Identifies specific structural features of the RRE as potential therapeutic targets.
Offers a foundation that could improve or complement current antiretroviral treatments by focusing on RNA–protein interactions previously difficult to target.
KEY POINTS BEFORE AGREEING ON THE PROJECT
Before committing to the project, it is essential to consider:
The need for advanced experimental tools capable of probing RNA structure and dynamics.
The availability of expertise in fluorescence-based measurements, mutagenesis, and computational modeling.
The complexity of interpreting RNA conformational changes, which can require iterative cycles of experimentation and modeling.
The importance of validating proposed atomic models through multiple complementary techniques.
The significant time and computational resources required for all-atom structural modeling.

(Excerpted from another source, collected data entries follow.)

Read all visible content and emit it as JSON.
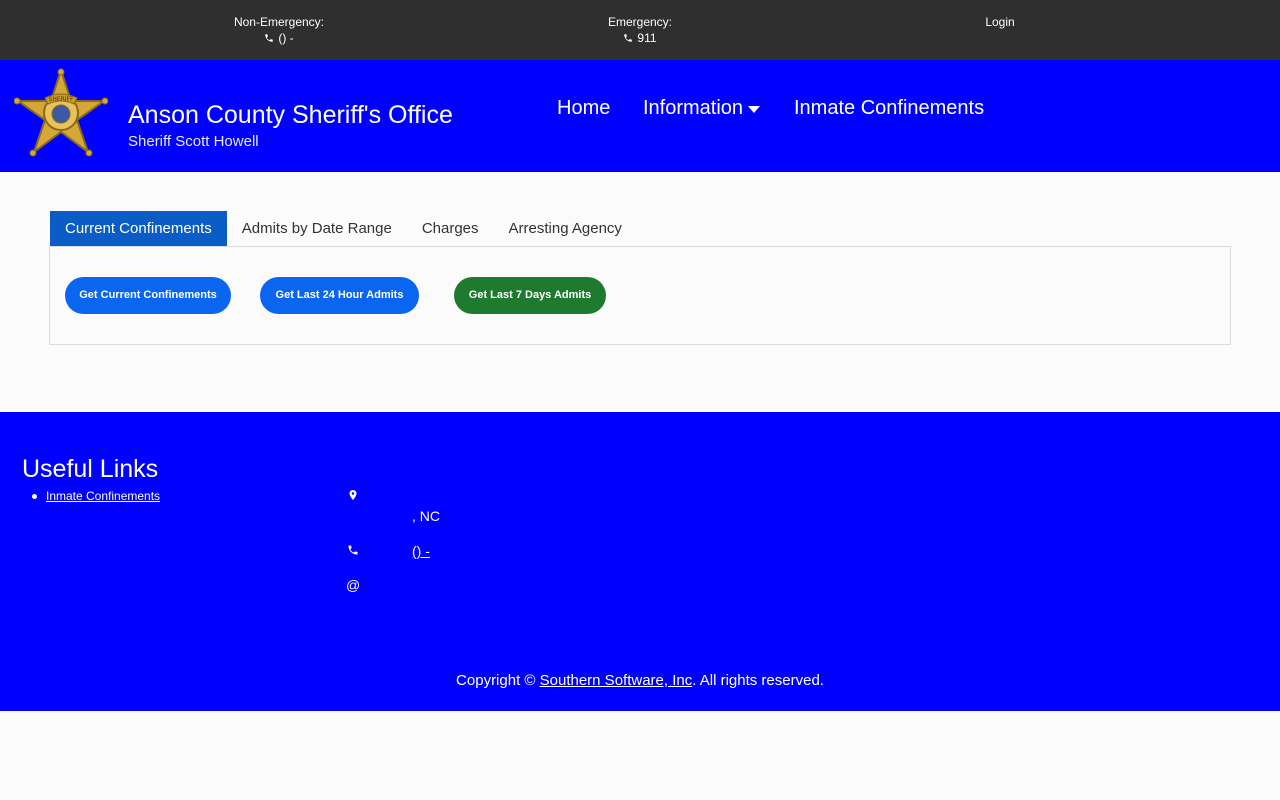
{
  "topbar": {
    "non_emergency_label": "Non-Emergency:",
    "non_emergency_phone": "() -",
    "emergency_label": "Emergency:",
    "emergency_phone": "911",
    "login": "Login"
  },
  "header": {
    "title": "Anson County Sheriff's Office",
    "subtitle": "Sheriff Scott Howell",
    "badge_text": "SHERIFF",
    "nav": {
      "home": "Home",
      "information": "Information",
      "inmate_confinements": "Inmate Confinements"
    }
  },
  "tabs": [
    {
      "label": "Current Confinements",
      "active": true
    },
    {
      "label": "Admits by Date Range",
      "active": false
    },
    {
      "label": "Charges",
      "active": false
    },
    {
      "label": "Arresting Agency",
      "active": false
    }
  ],
  "buttons": {
    "current": "Get Current Confinements",
    "last24": "Get Last 24 Hour Admits",
    "last7": "Get Last 7 Days Admits"
  },
  "footer": {
    "useful_links_title": "Useful Links",
    "useful_links": [
      "Inmate Confinements"
    ],
    "address_state": ", NC",
    "phone": "() -",
    "email_symbol": "@",
    "copyright_prefix": "Copyright © ",
    "copyright_company": "Southern Software, Inc",
    "copyright_suffix": ". All rights reserved."
  },
  "colors": {
    "topbar_bg": "#2f2f2f",
    "brand_blue": "#0000ff",
    "tab_active": "#0a5cc7",
    "button_blue": "#0a66f0",
    "button_green": "#1e7a2e",
    "badge_gold": "#d4a838"
  }
}
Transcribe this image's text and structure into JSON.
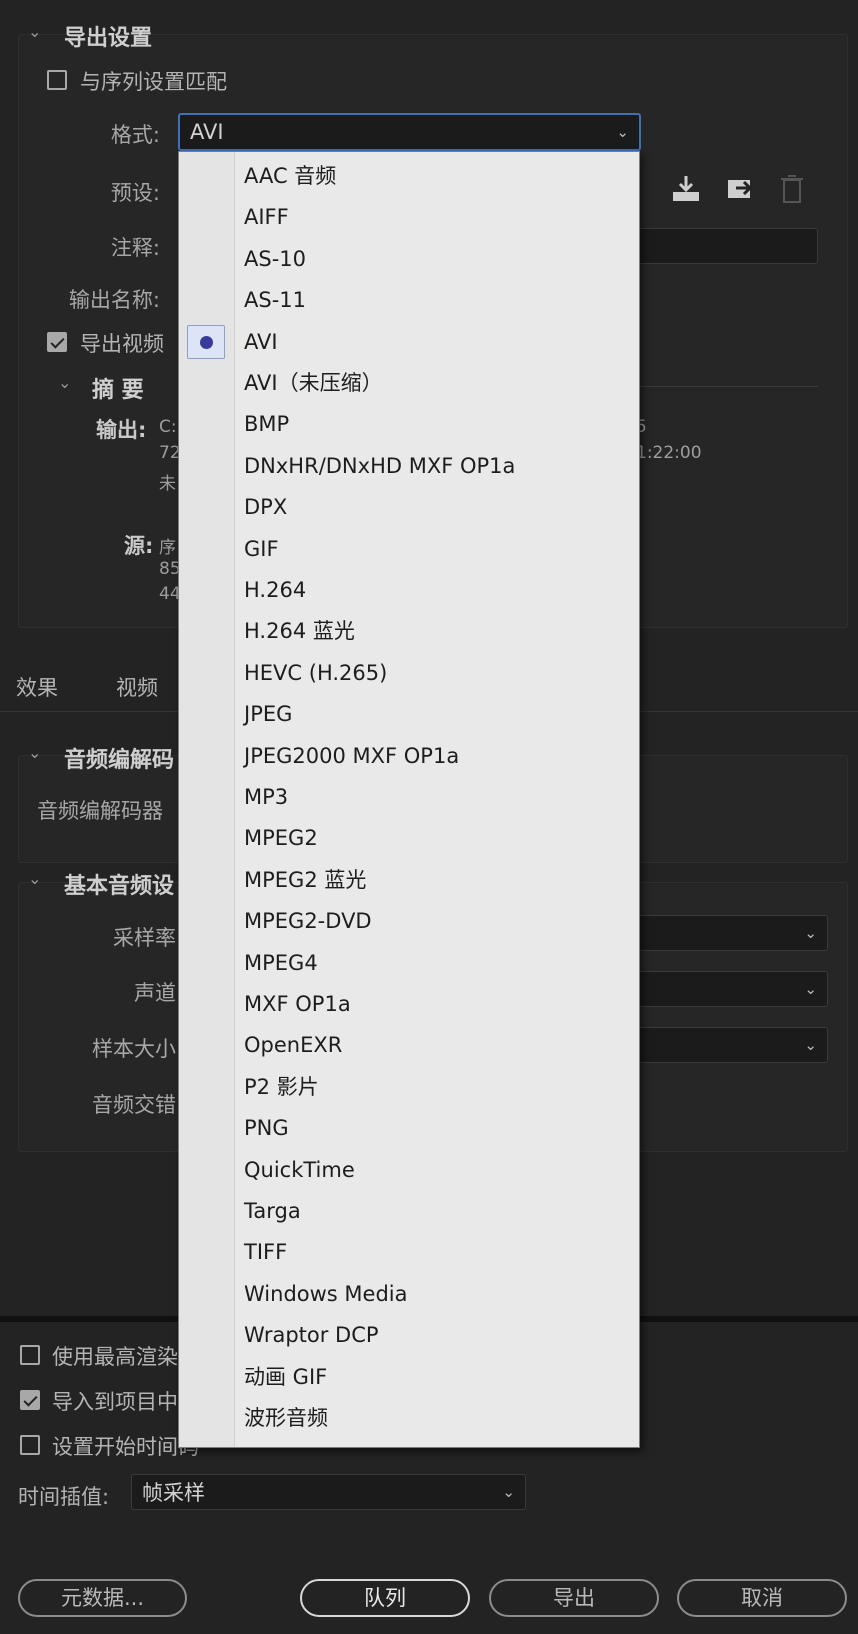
{
  "export_settings": {
    "header": "导出设置",
    "match_sequence_label": "与序列设置匹配",
    "format_label": "格式:",
    "format_value": "AVI",
    "preset_label": "预设:",
    "comment_label": "注释:",
    "output_name_label": "输出名称:",
    "export_video_label": "导出视频"
  },
  "summary": {
    "header": "摘 要",
    "output_label": "输出:",
    "output_lines": [
      "C:",
      "72",
      "未"
    ],
    "output_right": [
      "5",
      "1:22:00"
    ],
    "source_label": "源:",
    "source_lines": [
      "序",
      "85",
      "44"
    ]
  },
  "tabs": [
    "效果",
    "视频"
  ],
  "audio_codec": {
    "header": "音频编解码",
    "codec_label": "音频编解码器"
  },
  "basic_audio": {
    "header": "基本音频设",
    "sample_rate_label": "采样率",
    "channels_label": "声道",
    "sample_size_label": "样本大小",
    "interleave_label": "音频交错"
  },
  "bottom": {
    "max_render_label": "使用最高渲染",
    "import_project_label": "导入到项目中",
    "set_start_time_label": "设置开始时间码",
    "time_interp_label": "时间插值:",
    "time_interp_value": "帧采样",
    "metadata_button": "元数据...",
    "queue_button": "队列",
    "export_button": "导出",
    "cancel_button": "取消"
  },
  "format_menu": {
    "selected": "AVI",
    "items": [
      "AAC 音频",
      "AIFF",
      "AS-10",
      "AS-11",
      "AVI",
      "AVI（未压缩）",
      "BMP",
      "DNxHR/DNxHD MXF OP1a",
      "DPX",
      "GIF",
      "H.264",
      "H.264 蓝光",
      "HEVC (H.265)",
      "JPEG",
      "JPEG2000 MXF OP1a",
      "MP3",
      "MPEG2",
      "MPEG2 蓝光",
      "MPEG2-DVD",
      "MPEG4",
      "MXF OP1a",
      "OpenEXR",
      "P2 影片",
      "PNG",
      "QuickTime",
      "Targa",
      "TIFF",
      "Windows Media",
      "Wraptor DCP",
      "动画 GIF",
      "波形音频"
    ]
  },
  "icons": [
    "chevron-down-icon",
    "import-preset-icon",
    "save-preset-icon",
    "delete-preset-icon",
    "checkbox-icon",
    "radio-selected-icon"
  ]
}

TECHNICAL/SCIENTIFIC CHALLENGE
The central challenge is that the three-dimensional structure of the HIV-1 RRE and its precise mode of recognition by the Rev protein remain unknown at atomic resolution. This lack of structural information has hindered efforts to develop antiretroviral therapies targeting this system, which is essential for the nuclear export of unspliced viral RNA. The project therefore requires overcoming the intrinsic complexity of RNA folding, junction dynamics, and RNA–protein assembly.
SOLUTION
The researchers developed a multi-disciplinary experimental and computational strategy that integrates:
FRET (Förster Resonance Energy Transfer) to measure distances between domains of the RRE.
Targeted mutagenesis to alter key regions of the RNA and evaluate their structural contributions.
All-atom computational modeling to generate three-dimensional structures consistent with the experimental data.
This combined approach allowed the identification of how three-way and four-way junctions within the RRE determine its spatial organization and influence the formation of the RRE–Rev complex.